Businesses often implement new communication tools.
Businesses often implement new communication tools. Usually, they are quicker and more collaborative, thus helping employees increase their efficiency while improving the quality of their work. However, they often require your staff to add a new computer skill. Don't panic! Here are a few tips that will help you acquire the necessary skills almost effortlessly.
For the last two decades, there has been a lot of change in the workplace. Of course, it is easy to identify the culprit: The arrival of the internet.
There are three main reasons the internet has had an impact on how we work. First, there is the continuing race against time in the workplace. The staff are expected to increase their output and perform it in less time. Work increasingly idolizes the idea of NOW –reflecting our need to be both multitasking and fast.
This idea is not new. The arrival of the telephone had already given the same sensation to workers in the middle of the 20th century but the internet has accelerated work even more. Actions and relationships, whether internal to the company or external to partners and customers, are now multiplied and (almost always) in real time.
The second reason comes from the richness of our exchanges. With the increasing digitization of the world and the simplicity of the tools, we can share so much more. We exchange texts, images, presentations, videos, calendars and virtual hard disks (even if we don't always know it). There seems to be no end to the things we can share!
The third reason, intimately linked to the first, is the development of a range of new tools that meet this need for instant gratification - and there is no shortage of these tools. First of all, there are, of course, the instant messaging services, which have been an essential tool for 20 years and whose usefulness no longer needs to be proved, even if there are potential downsides.

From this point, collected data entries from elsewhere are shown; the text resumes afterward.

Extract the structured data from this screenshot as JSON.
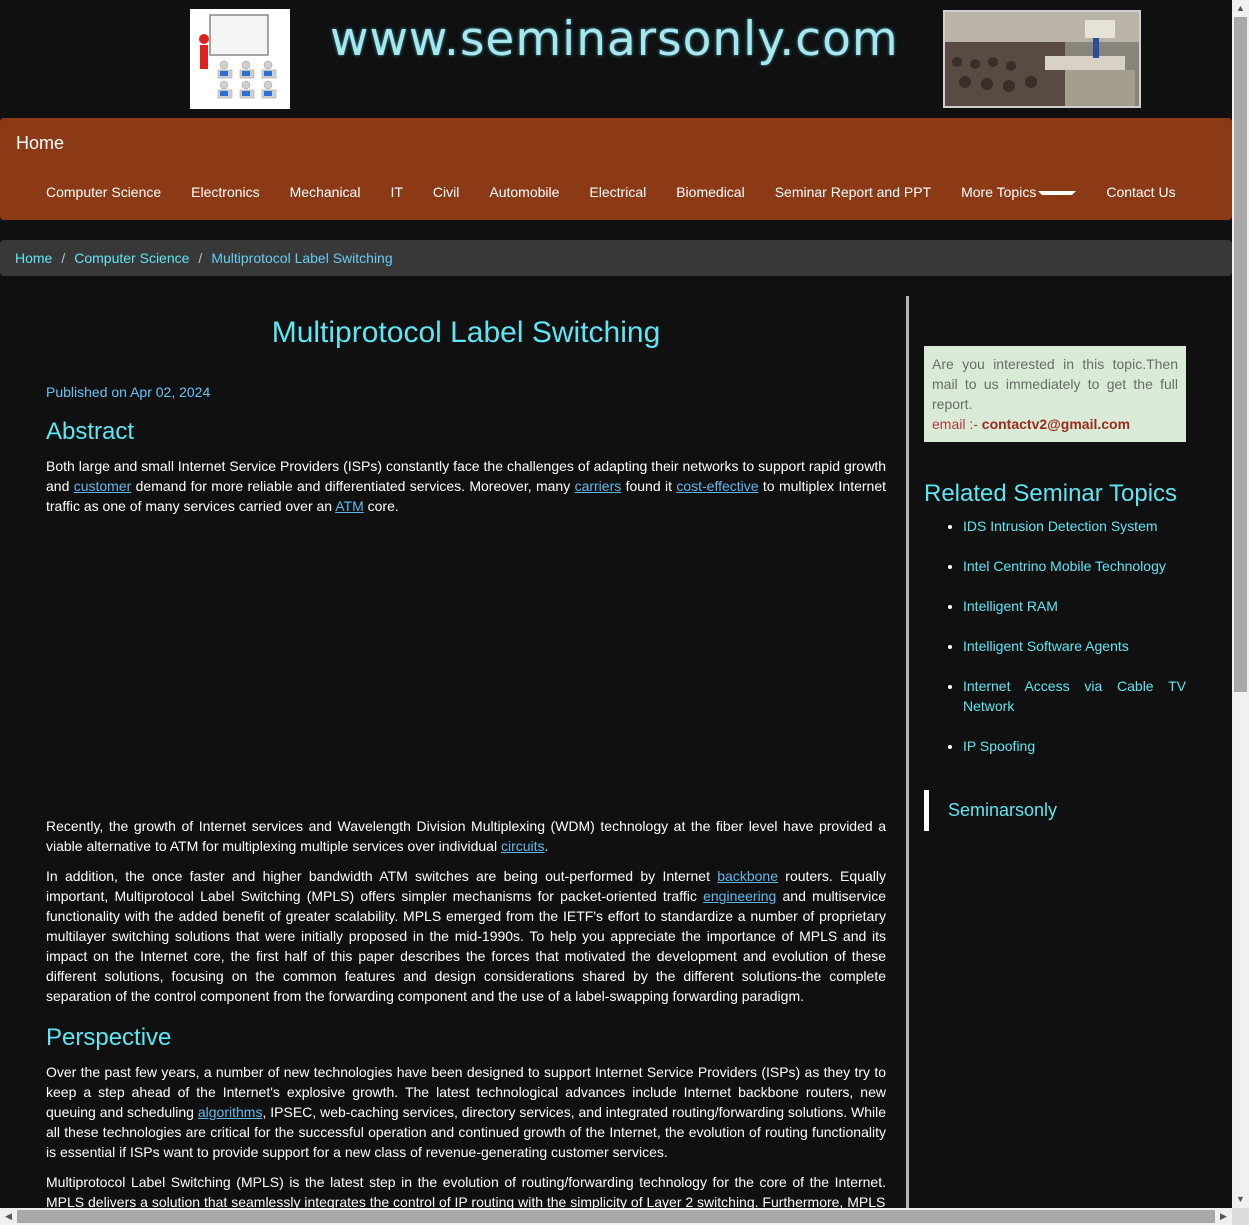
{
  "banner": {
    "title": "www.seminarsonly.com"
  },
  "navbar": {
    "brand": "Home",
    "links": [
      "Computer Science",
      "Electronics",
      "Mechanical",
      "IT",
      "Civil",
      "Automobile",
      "Electrical",
      "Biomedical",
      "Seminar Report and PPT",
      "More Topics",
      "Contact Us"
    ]
  },
  "breadcrumb": {
    "home": "Home",
    "category": "Computer Science",
    "current": "Multiprotocol Label Switching"
  },
  "article": {
    "title": "Multiprotocol Label Switching",
    "published": "Published on Apr 02, 2024",
    "abstract_heading": "Abstract",
    "p1": {
      "a": "Both large and small Internet Service Providers (ISPs) constantly face the challenges of adapting their networks to support rapid growth and ",
      "link1": "customer",
      "b": " demand for more reliable and differentiated services. Moreover, many ",
      "link2": "carriers",
      "c": " found it ",
      "link3": "cost-effective",
      "d": " to multiplex Internet traffic as one of many services carried over an ",
      "link4": "ATM",
      "e": " core."
    },
    "p2": {
      "a": "Recently, the growth of Internet services and Wavelength Division Multiplexing (WDM) technology at the fiber level have provided a viable alternative to ATM for multiplexing multiple services over individual ",
      "link1": "circuits",
      "b": "."
    },
    "p3": {
      "a": "In addition, the once faster and higher bandwidth ATM switches are being out-performed by Internet ",
      "link1": "backbone",
      "b": " routers. Equally important, Multiprotocol Label Switching (MPLS) offers simpler mechanisms for packet-oriented traffic ",
      "link2": "engineering",
      "c": " and multiservice functionality with the added benefit of greater scalability. MPLS emerged from the IETF's effort to standardize a number of proprietary multilayer switching solutions that were initially proposed in the mid-1990s. To help you appreciate the importance of MPLS and its impact on the Internet core, the first half of this paper describes the forces that motivated the development and evolution of these different solutions, focusing on the common features and design considerations shared by the different solutions-the complete separation of the control component from the forwarding component and the use of a label-swapping forwarding paradigm."
    },
    "perspective_heading": "Perspective",
    "p4": {
      "a": "Over the past few years, a number of new technologies have been designed to support Internet Service Providers (ISPs) as they try to keep a step ahead of the Internet's explosive growth. The latest technological advances include Internet backbone routers, new queuing and scheduling ",
      "link1": "algorithms",
      "b": ", IPSEC, web-caching services, directory services, and integrated routing/forwarding solutions. While all these technologies are critical for the successful operation and continued growth of the Internet, the evolution of routing functionality is essential if ISPs want to provide support for a new class of revenue-generating customer services."
    },
    "p5": "Multiprotocol Label Switching (MPLS) is the latest step in the evolution of routing/forwarding technology for the core of the Internet. MPLS delivers a solution that seamlessly integrates the control of IP routing with the simplicity of Layer 2 switching. Furthermore, MPLS"
  },
  "sidebar": {
    "contact_text": "Are you interested in this topic.Then mail to us immediately to get the full report.",
    "email_label": "email :- ",
    "email": "contactv2@gmail.com",
    "related_title": "Related Seminar Topics",
    "related": [
      "IDS Intrusion Detection System",
      "Intel Centrino Mobile Technology",
      "Intelligent RAM",
      "Intelligent Software Agents",
      "Internet Access via Cable TV Network",
      "IP Spoofing"
    ],
    "footer_brand": "Seminarsonly"
  },
  "colors": {
    "background": "#101010",
    "navbar": "#8c3a16",
    "heading": "#5ee6f2",
    "link": "#5fb8ea"
  }
}
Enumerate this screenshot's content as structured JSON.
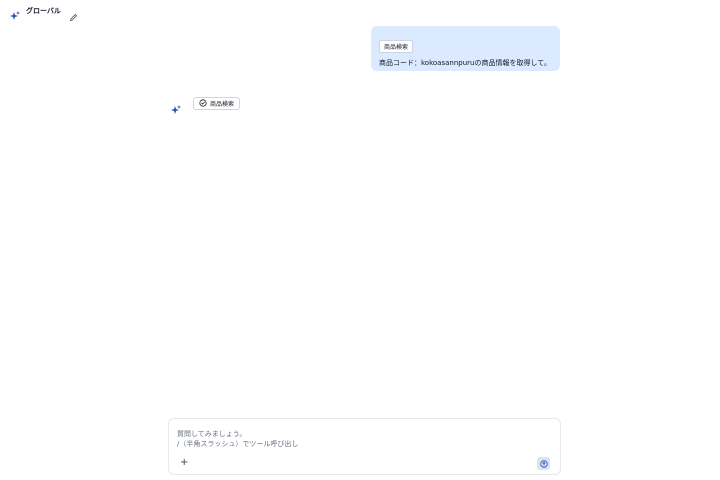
{
  "header": {
    "title": "グローバル",
    "sparkle_icon": "sparkle-icon",
    "edit_icon": "pencil-icon"
  },
  "conversation": {
    "user_message": {
      "tool_chip_label": "商品検索",
      "text": "商品コード：kokoasannpuruの商品情報を取得して。"
    },
    "assistant": {
      "icon": "sparkle-icon",
      "tool_status_label": "商品検索",
      "tool_status_icon": "check-circle-icon"
    }
  },
  "composer": {
    "placeholder": "質問してみましょう。\n/（半角スラッシュ）でツール呼び出し",
    "add_label": "+",
    "send_icon": "send-icon"
  },
  "colors": {
    "user_bubble": "#dbeafe",
    "accent": "#3b5bdb",
    "send_button": "#dbe3f0"
  }
}
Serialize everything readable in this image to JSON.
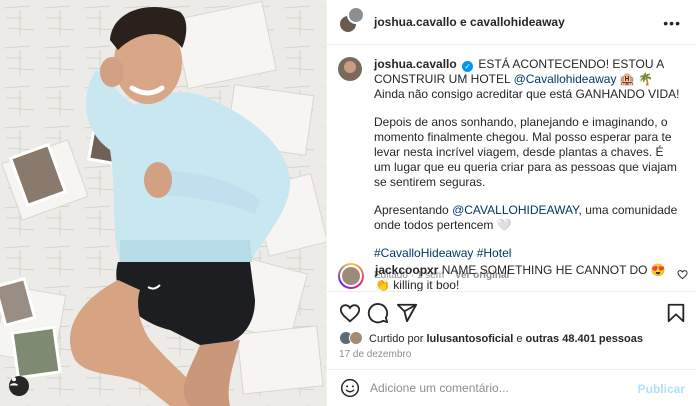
{
  "header": {
    "names": "joshua.cavallo e cavallohideaway",
    "more_icon": "ellipsis-icon"
  },
  "caption": {
    "username": "joshua.cavallo",
    "line1_text": "ESTÁ ACONTECENDO! ESTOU A CONSTRUIR UM HOTEL",
    "mention_hotel": "@Cavallohideaway",
    "line1_emoji": "🏨 🌴",
    "line2": "Ainda não consigo acreditar que está GANHANDO VIDA!",
    "para2": "Depois de anos sonhando, planejando e imaginando, o momento finalmente chegou. Mal posso esperar para te levar nesta incrível viagem, desde plantas a chaves. É um lugar que eu queria criar para as pessoas que viajam se sentirem seguras.",
    "para3_prefix": "Apresentando",
    "para3_mention": "@CAVALLOHIDEAWAY",
    "para3_suffix": ", uma comunidade onde todos pertencem 🤍",
    "hashtags": "#CavalloHideaway #Hotel",
    "edited": "Editado · 1 sem",
    "see_original": "Ver original"
  },
  "comment": {
    "username": "jackcoopxr",
    "text": "NAME SOMETHING HE CANNOT DO 😍 👏 killing it boo!"
  },
  "likes": {
    "prefix": "Curtido por",
    "user": "lulusantosoficial",
    "middle": "e",
    "others": "outras 48.401 pessoas"
  },
  "date": "17 de dezembro",
  "add_comment": {
    "placeholder": "Adicione um comentário...",
    "post_label": "Publicar"
  },
  "colors": {
    "link": "#00376b",
    "verified": "#0095f6",
    "post_disabled": "#b2dffc",
    "secondary_text": "#8e8e8e"
  }
}
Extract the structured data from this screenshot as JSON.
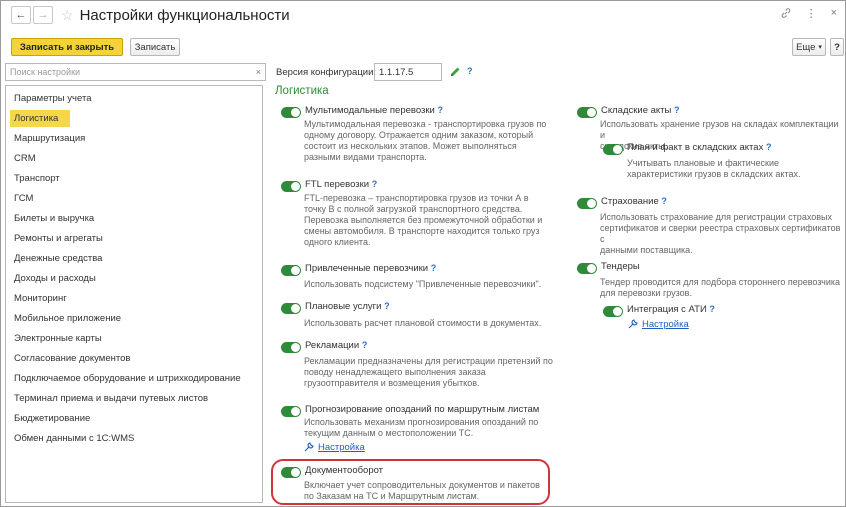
{
  "window": {
    "title": "Настройки функциональности",
    "back_icon": "arrow-left-icon",
    "forward_icon": "arrow-right-icon",
    "star_icon": "star-icon",
    "link_icon": "link-icon",
    "more_icon": "more-vertical-icon",
    "close_icon": "close-icon",
    "close_glyph": "×",
    "more_glyph": "⋮"
  },
  "toolbar": {
    "save_close": "Записать и закрыть",
    "save": "Записать",
    "more": "Еще",
    "help": "?"
  },
  "search": {
    "placeholder": "Поиск настройки",
    "clear": "×"
  },
  "version": {
    "label": "Версия конфигурации:",
    "value": "1.1.17.5",
    "help": "?"
  },
  "sidebar": {
    "items": [
      "Параметры учета",
      "Логистика",
      "Маршрутизация",
      "CRM",
      "Транспорт",
      "ГСМ",
      "Билеты и выручка",
      "Ремонты и агрегаты",
      "Денежные средства",
      "Доходы и расходы",
      "Мониторинг",
      "Мобильное приложение",
      "Электронные карты",
      "Согласование документов",
      "Подключаемое оборудование и штрихкодирование",
      "Терминал приема и выдачи путевых листов",
      "Бюджетирование",
      "Обмен данными с 1С:WMS"
    ],
    "selected": "Логистика"
  },
  "main": {
    "section_title": "Логистика",
    "help": "?",
    "settings_link": "Настройка",
    "options": {
      "multimodal": {
        "label": "Мультимодальные перевозки",
        "desc": [
          "Мультимодальная перевозка - транспортировка грузов по",
          "одному договору. Отражается одним заказом, который",
          "состоит из нескольких этапов. Может выполняться",
          "разными видами транспорта."
        ]
      },
      "ftl": {
        "label": "FTL перевозки",
        "desc": [
          "FTL-перевозка – транспортировка грузов из точки А в",
          "точку В с полной загрузкой транспортного средства.",
          "Перевозка выполняется без промежуточной обработки и",
          "смены автомобиля. В транспорте находится только груз",
          "одного клиента."
        ]
      },
      "carriers": {
        "label": "Привлеченные перевозчики",
        "desc": [
          "Использовать подсистему \"Привлеченные перевозчики\"."
        ]
      },
      "planned": {
        "label": "Плановые услуги",
        "desc": [
          "Использовать расчет плановой стоимости в документах."
        ]
      },
      "claims": {
        "label": "Рекламации",
        "desc": [
          "Рекламации предназначены для регистрации претензий по",
          "поводу ненадлежащего выполнения заказа",
          "грузоотправителя и возмещения убытков."
        ]
      },
      "forecast": {
        "label": "Прогнозирование опозданий по маршрутным листам",
        "desc": [
          "Использовать механизм прогнозирования опозданий по",
          "текущим данным о местоположении ТС."
        ]
      },
      "docflow": {
        "label": "Документооборот",
        "desc": [
          "Включает учет сопроводительных документов и пакетов",
          "по Заказам на ТС и Маршрутным листам."
        ]
      },
      "warehouse": {
        "label": "Складские акты",
        "desc": [
          "Использовать хранение грузов на складах комплектации и",
          "складские акты."
        ]
      },
      "planfact": {
        "label": "План и факт в складских актах",
        "desc": [
          "Учитывать плановые и фактические",
          "характеристики грузов в складских актах."
        ]
      },
      "insurance": {
        "label": "Страхование",
        "desc": [
          "Использовать страхование для регистрации страховых",
          "сертификатов и сверки реестра страховых сертификатов с",
          "данными поставщика."
        ]
      },
      "tenders": {
        "label": "Тендеры",
        "desc": [
          "Тендер проводится для подбора стороннего перевозчика",
          "для перевозки грузов."
        ]
      },
      "ati": {
        "label": "Интеграция с АТИ"
      }
    }
  },
  "colors": {
    "accent_yellow": "#f5d23a",
    "toggle_green": "#2f8a3a",
    "section_green": "#2e8a3a",
    "link_blue": "#1f5fbf",
    "highlight_red": "#d0343a"
  }
}
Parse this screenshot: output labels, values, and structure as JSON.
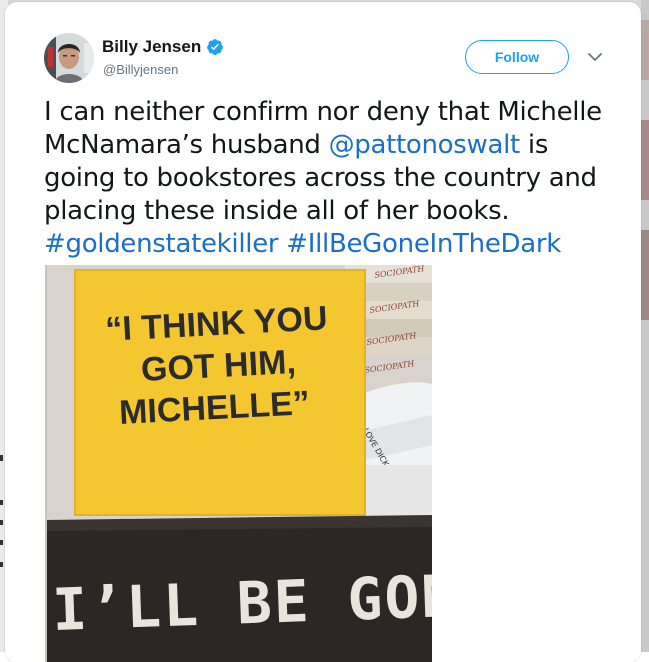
{
  "author": {
    "display_name": "Billy Jensen",
    "handle": "@Billyjensen",
    "verified": true
  },
  "actions": {
    "follow_label": "Follow"
  },
  "tweet": {
    "text_1": "I can neither confirm nor deny that Michelle McNamara’s husband ",
    "mention": "@pattonoswalt",
    "text_2": " is going to bookstores across the country and placing these inside all of her books. ",
    "hashtag_1": "#goldenstatekiller",
    "text_3": " ",
    "hashtag_2": "#IllBeGoneInTheDark"
  },
  "media": {
    "sign_line_1": "“I THINK YOU",
    "sign_line_2": "GOT HIM,",
    "sign_line_3": "MICHELLE”",
    "book_title": "I’LL BE GONE",
    "spines": [
      "SOCIOPATH",
      "SOCIOPATH",
      "SOCIOPATH",
      "SOCIOPATH"
    ],
    "spine_small": "LOVE DICK"
  },
  "colors": {
    "link": "#1b6fc7",
    "twitter_blue": "#1da1f2",
    "sign_yellow": "#f4c731",
    "text": "#14171a"
  }
}
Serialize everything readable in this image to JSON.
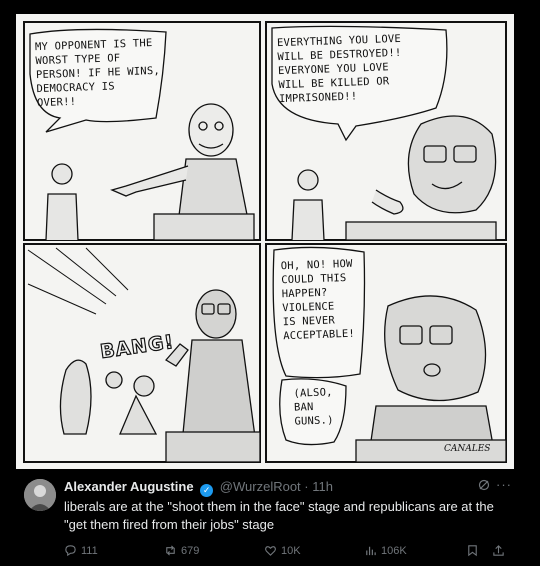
{
  "comic": {
    "panel1": {
      "speech": [
        "MY OPPONENT IS THE",
        "WORST TYPE OF",
        "PERSON! IF HE WINS,",
        "DEMOCRACY IS",
        "OVER!!"
      ]
    },
    "panel2": {
      "speech": [
        "EVERYTHING YOU LOVE",
        "WILL BE DESTROYED!!",
        "EVERYONE YOU LOVE",
        "WILL BE KILLED OR",
        "IMPRISONED!!"
      ]
    },
    "panel3": {
      "sfx": "BANG!"
    },
    "panel4": {
      "speech": [
        "OH, NO! HOW",
        "COULD THIS",
        "HAPPEN?",
        "VIOLENCE",
        "IS NEVER",
        "ACCEPTABLE!"
      ],
      "aside": [
        "(ALSO,",
        "BAN",
        "GUNS.)"
      ]
    },
    "signature": "CANALES"
  },
  "tweet": {
    "author": "Alexander Augustine",
    "handle": "@WurzelRoot",
    "separator": "·",
    "time": "11h",
    "text": "liberals are at the \"shoot them in the face\" stage and republicans are at the \"get them fired from their jobs\" stage",
    "replies": "111",
    "reposts": "679",
    "likes": "10K",
    "views": "106K",
    "icons": [
      "verified-icon",
      "grok-icon",
      "more-icon",
      "reply-icon",
      "repost-icon",
      "like-icon",
      "views-icon",
      "bookmark-icon",
      "share-icon"
    ]
  }
}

Collaboration helps employee well-being
Thanks to employees collaborating and using new technology they are happier. An Avanade survey shows that 77 percent of decision makers use collaboration technologies, and that 82% of businesses already using them want to increase their use.
The goal is to improve employee productivity and responsiveness. However, to be effective, the increase in productivity must not lead to more stress for employees.
Fortunately, studies show that collaborative tools streamline workers' organization and increase their autonomy. Employee well-being matters: According to a Deloitte study on well-being and digital collaboration at work, workers are 17 percent more satisfied with the corporate culture when they use digital collaboration tools.
There are many advantages to using collaboration tools. Employees can (and this list is far from exhaustive) share information, manage projects, efficiently store large files, share strategic intelligence, share knowledge, train themselves, develop their online visibility, improve customer relations, and boost marketing. In fact, using social technologies help workers increase their productivity by 20 to 25% (McKinsey, 2012)
Beware of innovation for innovation’s sake
If businesses (and even more so individuals) have at their disposal a veritable armada of hugely powerful communication tools (see Brian Solis's "conversation prism" below), employees can easily feel overwhelmed. It can be difficult for staff who are not digital natives to keep up to date with all the skills they need to use all the tools they are faced with. And to be honest, even Millennials have a hard time keeping up with the speed at which these communication solutions are multiplying!
Be careful, however, not to experiment too much. At the end of the day, businesses and R&D labs are two different things. You need to have a compelling reason to adopt new collaborative tools and ensure that goals are set to monitor their effectiveness.
Fundamentally, there is no need to turn everything upside down by imposing a mountain of complex new applications, with complicated interfaces and full of unnecessary functions, especially if the only reason that you are doing it is because it is currently in vogue.
For employees, this almost constant wave of new tools can be frightening. They require computer skills that employees don't always have and rules of use that they can’t always master. However, there is no need to panic – their feeling of apprehension is natural. HR knows it and, in any event, you will probably start with a maximum of one or two new tools. Some solutions, however, are real Swiss Army knives of communication tools and incorporate a huge number of functions. So, here are a few tips to help you with your new application:
• Identify a few colleagues with whom you will be experimenting in a small group (maximum 5 or 6 people). Start by looking at a few simple functions and focus on those which will have a direct impact on your objectives.
• Ask! There is no shame if there is something you don’t know! Dare to ask questions in your small group. Ask. Talk. Communicate. And if no one can answer your question, ask the person in charge of deploying the application – they will almost certainly have the answer.
• Train yourself. You will probably receive internal training but if that's not enough, the internet is full of training and tutorials. You can find them in almost any format: Text, step-by-step guides or video.
• Share your skills. Collaborative tools promote and facilitate exchanges. Apply this principle in real life. A colleague who needs a hand will thank you for it.